Paolo gioca su una serie di antitesi. La prima è tra imperfetto e perfetto. I doni della conoscenza e della profezia, per quanto importanti sono imperfetti. Quando giungeremo alla pienezza, non ci sarà più bisogno di conoscenza e di profezia.

11Quand'ero bambino, parlavo da bambino, pensavo da bambino, ragionavo da bambino. Divenuto uomo, ho eliminato ciò che è da bambino.
La seconda antitesi è quella uomo/bambino. Da bambini si vive tutto in modo proporzionato alla propria età. Ma raggiunta l'età adulta tutto ciò che è infantile viene abbandonato.
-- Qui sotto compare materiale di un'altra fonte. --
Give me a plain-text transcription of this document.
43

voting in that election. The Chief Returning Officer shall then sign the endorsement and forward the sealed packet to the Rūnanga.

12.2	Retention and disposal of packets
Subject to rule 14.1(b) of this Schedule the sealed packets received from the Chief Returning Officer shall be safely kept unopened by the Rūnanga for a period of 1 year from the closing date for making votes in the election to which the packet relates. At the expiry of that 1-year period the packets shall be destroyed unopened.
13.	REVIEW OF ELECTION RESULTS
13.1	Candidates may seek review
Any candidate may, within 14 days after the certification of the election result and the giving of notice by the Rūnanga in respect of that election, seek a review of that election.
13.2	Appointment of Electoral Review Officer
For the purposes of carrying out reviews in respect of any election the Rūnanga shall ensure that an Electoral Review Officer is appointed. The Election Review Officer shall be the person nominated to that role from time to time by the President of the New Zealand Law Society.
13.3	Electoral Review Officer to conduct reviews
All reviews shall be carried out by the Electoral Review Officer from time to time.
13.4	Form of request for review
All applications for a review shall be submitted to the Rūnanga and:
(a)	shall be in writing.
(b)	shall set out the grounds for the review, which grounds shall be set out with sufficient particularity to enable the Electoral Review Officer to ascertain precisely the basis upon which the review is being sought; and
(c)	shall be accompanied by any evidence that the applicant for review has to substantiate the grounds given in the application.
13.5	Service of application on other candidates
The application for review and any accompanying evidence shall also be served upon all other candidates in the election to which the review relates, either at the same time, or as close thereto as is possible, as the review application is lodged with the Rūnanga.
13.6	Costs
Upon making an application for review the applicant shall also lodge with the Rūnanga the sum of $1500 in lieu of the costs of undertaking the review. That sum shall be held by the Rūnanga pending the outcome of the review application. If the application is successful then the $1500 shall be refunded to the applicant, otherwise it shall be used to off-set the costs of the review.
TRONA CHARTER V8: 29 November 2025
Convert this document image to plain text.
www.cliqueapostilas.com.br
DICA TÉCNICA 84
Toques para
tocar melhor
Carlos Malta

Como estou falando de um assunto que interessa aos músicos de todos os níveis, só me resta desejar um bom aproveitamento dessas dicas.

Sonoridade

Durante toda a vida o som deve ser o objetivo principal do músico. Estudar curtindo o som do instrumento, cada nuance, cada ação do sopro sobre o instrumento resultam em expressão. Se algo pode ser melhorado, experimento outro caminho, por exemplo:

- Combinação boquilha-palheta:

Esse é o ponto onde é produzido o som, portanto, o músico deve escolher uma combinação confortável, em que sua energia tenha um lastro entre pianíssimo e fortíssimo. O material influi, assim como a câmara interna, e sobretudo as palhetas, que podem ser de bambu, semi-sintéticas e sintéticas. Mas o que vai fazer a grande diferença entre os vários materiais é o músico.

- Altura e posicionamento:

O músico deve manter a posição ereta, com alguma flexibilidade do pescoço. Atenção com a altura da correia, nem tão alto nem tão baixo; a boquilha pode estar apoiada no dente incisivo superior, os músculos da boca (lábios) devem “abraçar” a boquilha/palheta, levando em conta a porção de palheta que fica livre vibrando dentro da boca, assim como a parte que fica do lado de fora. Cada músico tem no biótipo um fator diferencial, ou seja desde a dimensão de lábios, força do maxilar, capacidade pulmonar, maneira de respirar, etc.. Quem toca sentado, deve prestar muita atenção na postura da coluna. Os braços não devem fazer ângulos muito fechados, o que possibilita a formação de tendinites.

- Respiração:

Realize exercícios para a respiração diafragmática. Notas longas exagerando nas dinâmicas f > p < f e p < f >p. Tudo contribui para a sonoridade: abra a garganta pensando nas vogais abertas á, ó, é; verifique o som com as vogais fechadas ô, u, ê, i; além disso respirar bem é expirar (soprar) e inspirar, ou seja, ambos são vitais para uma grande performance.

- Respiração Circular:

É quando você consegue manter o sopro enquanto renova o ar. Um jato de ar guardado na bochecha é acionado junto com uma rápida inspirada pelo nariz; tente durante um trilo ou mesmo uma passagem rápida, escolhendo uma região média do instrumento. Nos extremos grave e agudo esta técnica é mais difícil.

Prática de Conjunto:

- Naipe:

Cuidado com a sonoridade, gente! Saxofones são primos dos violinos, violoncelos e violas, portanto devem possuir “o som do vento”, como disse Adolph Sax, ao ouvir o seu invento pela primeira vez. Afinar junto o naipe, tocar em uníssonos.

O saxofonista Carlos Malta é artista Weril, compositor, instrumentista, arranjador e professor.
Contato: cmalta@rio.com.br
12Adesso noi vediamo in modo confuso, come in uno specchio; allora invece vedremo faccia a faccia. Adesso conosco in modo imperfetto, ma allora conoscerò perfettamente, come anch'io sono conosciuto.
Un'altra antitesi è tra "ora" e "allora", il momento del compimento. Qui conosciamo in modo indiretto, come in uno specchio (e sappiamo bene quanto opachi fossero gli specchi in epoca antica). Allora vedremo direttamente. Le parole finali di questo versetto sono illuminanti. Verrà meno lo scarto dal modo imperfetto in cui io conosco e quello in cui invece sono conosciuto da Dio. Vediamo dunque che Paolo ha fortemente ridimensionato tutte le esperienze carismatiche su cui tanto contavano i Corinti.

13Ora dunque rimangono queste tre cose: la fede, la speranza e la carità. Ma la più grande di tutte è la carità!
In chiusura Paolo allarga il quadro inserendo l'amore nella tradizionale triade fede speranza e carità (presente già in 1Ts 1,3). Sono motivo di discussione la parola "ora" e il verbo "rimangono". Tra diverse interpretazioni sembra che Paolo termini il suo elogio ribadendo la preminenza della carità su ogni dono carismatico. Alla carità riunisce le altre due virtù teologali, che nella vita eterna verranno meno, ma sono importanti al pari della carità in questa vita presente.

Meditiamo
- Ho potuto notare la differenza tra ciò che ho fatto per amore e ciò che invece ho fatto per altre motivazioni, fosse anche solo il prestigio personale?
- Ho mai conosciuto qualcuno che agisce soprattutto mosso dall'amore verso gli altri?
- Solitamente, quali sono le motivazioni che mi spingono ad agire?